计算 dplyr 中分组数据的加权中位数的 95% 置信区间

Question

I have a dataset with several groups, where I want to calculate a median value for each group using dplyr. The data are weighted, and the weights need to be taken into account in calculating the median. I found the weighted.median function from spatstat which seems to work fine. Consider the following simplified example:

require(spatstat, dplyr)

tst <- data.frame(group = rep(c(1:5), each = 100))
tst$val = runif(500) * tst$group
tst$wt = runif(500) * tst$val

tst %>%
  group_by(group) %>%
  summarise(weighted.median(val, wt))

# A tibble: 5 × 2
  group `weighted.median(val, wt)`
  <int>                      <dbl>
1     1                      0.752
2     2                      1.36 
3     3                      1.99 
4     4                      2.86 
5     5                      3.45 

However, I would also like to add 95% confidence intervals to these values, and this has me stumped. Things I've considered:

• Spatstat also has a weighted.var function but there's no documentation, and it's not even clear to me whether this is variance around the median or mean.
• This rcompanion post suggests various methods for calculating CIs around medians, but as far as I can tell none of them handle weights.
• This blog post suggests a function for calculating CIs and a median for weighted data, and is the closest I can find to what I need. However, it doesn't work with my dplyr groupings. I suppose I could write a loop to do this one group at a time and build the output data frame, but that seems cumbersome. I'm also not totally sure I understand the function in the post and slightly suspicious of its results- for instance, testing this out I get wider estimates for alpha=0.1 than for alpha=0.05 , which seems backwards to me. Edit to add: upon further investigation, I think this function works as intended if I use alpha=0.95 for 95% CIs, rather than alpha = 0.05 (at least, this returns values that feel intuitively about right). I can also make it work with dplyr by editing to return just a single moe value rather than a pair of high/low estimates. So this may be a good option- but I'm also considering others.

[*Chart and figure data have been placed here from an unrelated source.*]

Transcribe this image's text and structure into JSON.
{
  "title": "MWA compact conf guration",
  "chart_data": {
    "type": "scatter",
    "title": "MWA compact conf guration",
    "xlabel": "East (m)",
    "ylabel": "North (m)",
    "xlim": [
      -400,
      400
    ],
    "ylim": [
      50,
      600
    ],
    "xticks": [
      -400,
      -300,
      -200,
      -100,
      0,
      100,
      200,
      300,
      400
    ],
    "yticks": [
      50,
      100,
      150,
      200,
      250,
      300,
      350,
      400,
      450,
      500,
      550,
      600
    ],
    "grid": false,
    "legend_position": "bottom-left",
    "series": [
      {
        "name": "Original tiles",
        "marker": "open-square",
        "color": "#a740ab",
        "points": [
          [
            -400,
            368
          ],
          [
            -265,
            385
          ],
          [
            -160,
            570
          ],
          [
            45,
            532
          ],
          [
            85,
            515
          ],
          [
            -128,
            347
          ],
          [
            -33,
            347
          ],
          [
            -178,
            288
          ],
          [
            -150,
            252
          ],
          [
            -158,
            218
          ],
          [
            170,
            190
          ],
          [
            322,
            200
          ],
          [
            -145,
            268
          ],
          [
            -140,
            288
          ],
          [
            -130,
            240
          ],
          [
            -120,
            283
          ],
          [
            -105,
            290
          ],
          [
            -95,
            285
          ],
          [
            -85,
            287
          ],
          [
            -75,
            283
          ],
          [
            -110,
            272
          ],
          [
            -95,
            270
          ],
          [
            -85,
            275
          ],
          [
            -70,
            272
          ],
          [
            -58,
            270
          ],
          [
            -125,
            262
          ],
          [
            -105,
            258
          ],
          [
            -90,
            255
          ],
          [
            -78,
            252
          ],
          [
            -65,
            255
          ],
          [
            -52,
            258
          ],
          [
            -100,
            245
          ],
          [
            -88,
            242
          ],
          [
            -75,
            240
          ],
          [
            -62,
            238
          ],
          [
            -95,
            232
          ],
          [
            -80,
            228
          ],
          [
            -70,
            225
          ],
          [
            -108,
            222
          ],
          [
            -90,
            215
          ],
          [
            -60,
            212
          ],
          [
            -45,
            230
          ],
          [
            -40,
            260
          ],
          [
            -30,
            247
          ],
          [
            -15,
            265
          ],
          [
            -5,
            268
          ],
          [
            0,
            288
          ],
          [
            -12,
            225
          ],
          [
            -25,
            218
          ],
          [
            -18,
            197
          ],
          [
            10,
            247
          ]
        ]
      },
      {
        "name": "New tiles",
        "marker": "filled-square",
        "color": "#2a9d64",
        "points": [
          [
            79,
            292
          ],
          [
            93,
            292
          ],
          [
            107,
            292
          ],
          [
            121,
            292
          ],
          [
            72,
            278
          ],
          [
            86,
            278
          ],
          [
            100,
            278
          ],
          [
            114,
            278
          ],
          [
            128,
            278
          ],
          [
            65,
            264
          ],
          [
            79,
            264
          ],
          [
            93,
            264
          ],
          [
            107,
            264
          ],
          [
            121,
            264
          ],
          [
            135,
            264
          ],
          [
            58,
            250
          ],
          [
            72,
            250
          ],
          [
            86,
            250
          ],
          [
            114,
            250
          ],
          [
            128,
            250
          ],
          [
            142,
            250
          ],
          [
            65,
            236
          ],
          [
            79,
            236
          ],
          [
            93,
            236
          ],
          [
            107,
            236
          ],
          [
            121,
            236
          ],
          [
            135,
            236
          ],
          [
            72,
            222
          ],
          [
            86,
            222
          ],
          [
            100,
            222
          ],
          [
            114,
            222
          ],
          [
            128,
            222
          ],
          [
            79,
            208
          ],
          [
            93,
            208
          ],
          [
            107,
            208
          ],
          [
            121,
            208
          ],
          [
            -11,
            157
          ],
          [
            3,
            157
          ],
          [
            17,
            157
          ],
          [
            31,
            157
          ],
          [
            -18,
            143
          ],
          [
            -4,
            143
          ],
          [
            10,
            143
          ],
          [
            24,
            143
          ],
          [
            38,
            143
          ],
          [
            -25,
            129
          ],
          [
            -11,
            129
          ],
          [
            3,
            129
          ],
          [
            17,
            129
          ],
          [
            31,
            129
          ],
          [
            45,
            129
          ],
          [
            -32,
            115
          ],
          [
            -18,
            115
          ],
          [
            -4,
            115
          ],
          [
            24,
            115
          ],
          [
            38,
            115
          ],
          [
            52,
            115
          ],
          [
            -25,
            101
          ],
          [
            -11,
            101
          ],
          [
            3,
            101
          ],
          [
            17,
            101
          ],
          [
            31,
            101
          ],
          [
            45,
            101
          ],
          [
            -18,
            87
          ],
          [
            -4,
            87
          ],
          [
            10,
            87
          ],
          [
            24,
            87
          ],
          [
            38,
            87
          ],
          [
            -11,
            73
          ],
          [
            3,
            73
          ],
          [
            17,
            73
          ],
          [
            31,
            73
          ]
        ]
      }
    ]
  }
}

Is there an existing function in some library somewhere that can do what I want, or an otherwise straightforward way to implement this?

Answer 1

There are several approaches.

You could use the asymptotic formula for standard error of the sample median. The sample median is asymptotically normal with standard error 1/sqrt(4 nf(m)) where n is the number of observations, m is the true median, and f(x) is the probability density of the (weighted) random variable. You could estimate the probability density using the base R function density.default with the weights argument. If x is the vector of observed values and w the corresponding vector of weights, then

med <- weighted.median(x, w)
f <- density(x, weights=w)
fmed <- approx(f$x, f$y, xout=med)$y
samplesize <- length(x)
se <- 1/sqrt(4 * samplesize * fmed)
ci <- med + c(-1,1) * 1.96 * se

This relies on several asymptotic approximations so it may be inaccurate. Also the sample size depends on the interpretation of the weights. In some cases the sample size could be equal to sum(w).

If there is very little data in each group, you could use the even simpler normal reference approximation,

med <- weighted.median(x, w)
v <- weighted.var(x, w)
sdm <- sqrt(pi/2) * sqrt(v)
samplesize <- length(x)
se <- sdm/sqrt(samplesize)
ci <- med + c(-1,1) * 1.96 * se

Alternatively you could use bootstrapping - generate random resamples of the input data (by choosing random resamples of the indices 1, 2,..., n), extract the corresponding weighted observations (x_i, w_i), compute the weighted median of each resampled dataset, and construct the 95% confidence interval. (This approach implicitly assumes the sample size is equal to n)